Le départ

12 0 0
                                    


La dernière fois que j'ai vu la France, c'était sur les quais du port de pêche de Baulin. Un petit village du Pas-de-Calais, où j'ai grandi avec mes parents.

Mais ce matin-là, les quais étaient brumeux, tandis que dans l'air flottait une odeur étrange. Les Allemands occupaient la région depuis peu, mais les patrouilles étaient rares. Je rasais toutefois les murs, me glissant dans l'obscurité. Personne n'était levé, pas même les premiers pêcheurs. D'ailleurs, je percevais parfois des ronflements étouffés. Par précaution, je contournai la cour d'Edgar, le chasseur, dont le chien aurait aboyé s'il m'avait vu, et j'arrivai sous la fenêtre de mon plus vieil ami. Thibault était le fils du boulanger et sans doute le meilleur élève de tout le lycée.

Je mis mes mains devant ma bouche et imitai le cri de la chouette. C'était un signal convenu entre nous. J'attendis quelques minutes dans la nuit fraîche, mais rien ne bougeait. Je m'apprêtais à recommencer lorsque la porte s'ouvrit lentement. Thibault en sortit, chargé d'un sac en toile et d'un poste radio emballé dans un torchon rouge. Il tenait également une miche de pain dans sa main. Il me dévisagea d'un rapide coup d'œil pour s'assurer que je n'avais pas changé d'avis, et m'offrit le pain. J'allais lui poser une question quand il me fit signe de se taire. Nous reprîmes la rue vers le port, les pieds nus afin ne pas se faire repérer.

Le quai était toujours désert. Enfin, pour le peu que nous voyions : le brouillard s'épaississait. De nouveau, je fis le signal. Cette fois-ci, on me répondit.

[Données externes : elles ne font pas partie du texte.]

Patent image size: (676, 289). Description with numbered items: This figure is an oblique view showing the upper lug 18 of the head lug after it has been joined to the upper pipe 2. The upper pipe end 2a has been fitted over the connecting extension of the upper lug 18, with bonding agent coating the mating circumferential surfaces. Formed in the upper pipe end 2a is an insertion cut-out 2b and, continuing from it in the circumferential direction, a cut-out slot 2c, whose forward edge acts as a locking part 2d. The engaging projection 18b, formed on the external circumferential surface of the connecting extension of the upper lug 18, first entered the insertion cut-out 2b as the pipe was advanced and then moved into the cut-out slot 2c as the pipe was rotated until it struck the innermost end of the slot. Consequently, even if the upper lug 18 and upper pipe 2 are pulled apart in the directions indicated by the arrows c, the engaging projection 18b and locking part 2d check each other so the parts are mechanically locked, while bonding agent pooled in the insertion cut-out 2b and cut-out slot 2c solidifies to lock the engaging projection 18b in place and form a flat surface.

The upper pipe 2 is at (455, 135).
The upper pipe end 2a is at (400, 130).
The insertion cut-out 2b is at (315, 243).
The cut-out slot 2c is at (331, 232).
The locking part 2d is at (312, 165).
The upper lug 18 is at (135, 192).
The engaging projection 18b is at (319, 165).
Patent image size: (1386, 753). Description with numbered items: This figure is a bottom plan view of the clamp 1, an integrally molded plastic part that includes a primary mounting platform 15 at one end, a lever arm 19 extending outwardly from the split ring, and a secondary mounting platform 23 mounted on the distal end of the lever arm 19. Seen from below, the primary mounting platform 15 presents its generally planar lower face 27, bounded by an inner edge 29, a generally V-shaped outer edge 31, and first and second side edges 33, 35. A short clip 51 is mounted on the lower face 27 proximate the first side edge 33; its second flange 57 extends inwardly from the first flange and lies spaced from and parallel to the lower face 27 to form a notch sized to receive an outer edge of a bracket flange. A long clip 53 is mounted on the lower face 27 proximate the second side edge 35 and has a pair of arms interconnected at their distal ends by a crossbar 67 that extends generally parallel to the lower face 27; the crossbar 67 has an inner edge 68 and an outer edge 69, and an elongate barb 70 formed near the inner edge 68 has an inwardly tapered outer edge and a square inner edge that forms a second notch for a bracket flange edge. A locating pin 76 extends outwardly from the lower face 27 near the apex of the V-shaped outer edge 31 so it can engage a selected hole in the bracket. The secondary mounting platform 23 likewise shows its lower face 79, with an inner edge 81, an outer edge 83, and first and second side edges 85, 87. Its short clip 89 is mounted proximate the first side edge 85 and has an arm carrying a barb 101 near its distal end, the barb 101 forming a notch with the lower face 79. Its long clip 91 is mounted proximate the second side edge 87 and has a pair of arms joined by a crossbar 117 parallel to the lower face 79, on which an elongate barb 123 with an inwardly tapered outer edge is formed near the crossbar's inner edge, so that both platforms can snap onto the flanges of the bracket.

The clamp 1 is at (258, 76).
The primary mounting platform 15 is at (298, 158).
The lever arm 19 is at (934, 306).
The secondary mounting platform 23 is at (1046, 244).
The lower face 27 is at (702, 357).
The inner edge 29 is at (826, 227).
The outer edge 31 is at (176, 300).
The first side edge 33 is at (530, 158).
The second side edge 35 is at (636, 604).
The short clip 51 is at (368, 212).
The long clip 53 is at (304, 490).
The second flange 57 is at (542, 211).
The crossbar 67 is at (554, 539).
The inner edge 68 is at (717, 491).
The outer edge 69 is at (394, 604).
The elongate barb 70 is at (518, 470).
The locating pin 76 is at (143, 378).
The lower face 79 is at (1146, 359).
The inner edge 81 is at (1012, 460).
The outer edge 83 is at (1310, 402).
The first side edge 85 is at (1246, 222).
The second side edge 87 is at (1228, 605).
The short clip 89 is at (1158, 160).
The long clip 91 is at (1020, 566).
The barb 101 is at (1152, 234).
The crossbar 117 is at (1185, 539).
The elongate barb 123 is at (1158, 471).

- C'est Simon. On peut y aller.

Simon était notre camarade de classe venu de Pologne sans ses parents pour se réfugier en lieu sûr. Mais l'ogre Nazi le menace de nouveau, et il ne sera pas plus en sécurité en France, même si c'est un couple non-juif qui l'a hébergé comme son fils. Mais son léger accent le trahit et tout le lycée est au courant de sa religion. Beaucoup le harcèlent à ce sujet.

Je suivais Thibault entre les bateaux, en évitant de trébucher sur les cordages. Nous arrivions à notre embarcation : un canot que nous avions réparé et auquel nous avions ajouté une petite voile. Thibault posa ses bagages parmi les nôtres. Nous avions juste assez de place pour nous installer tous les trois. Simon nous attendait au bout de la jetée. Il était parti, comme prévu, s'assurer qu'aucun témoin ne nous voie.

Je défis les amarres et Thibault pris les rames. À la sortie du port, Simon nous rejoignit, en manquant de faire chavirer la barque.

- J'ai pris deux rames de plus, chuchota Simon. Ça ira plus vite.

Il m'en tendit une et commença à manœuvrer pour s'écarter de la jetée. Notre longue traversée de la Manche nous attendait, avec pour destination l'Angleterre.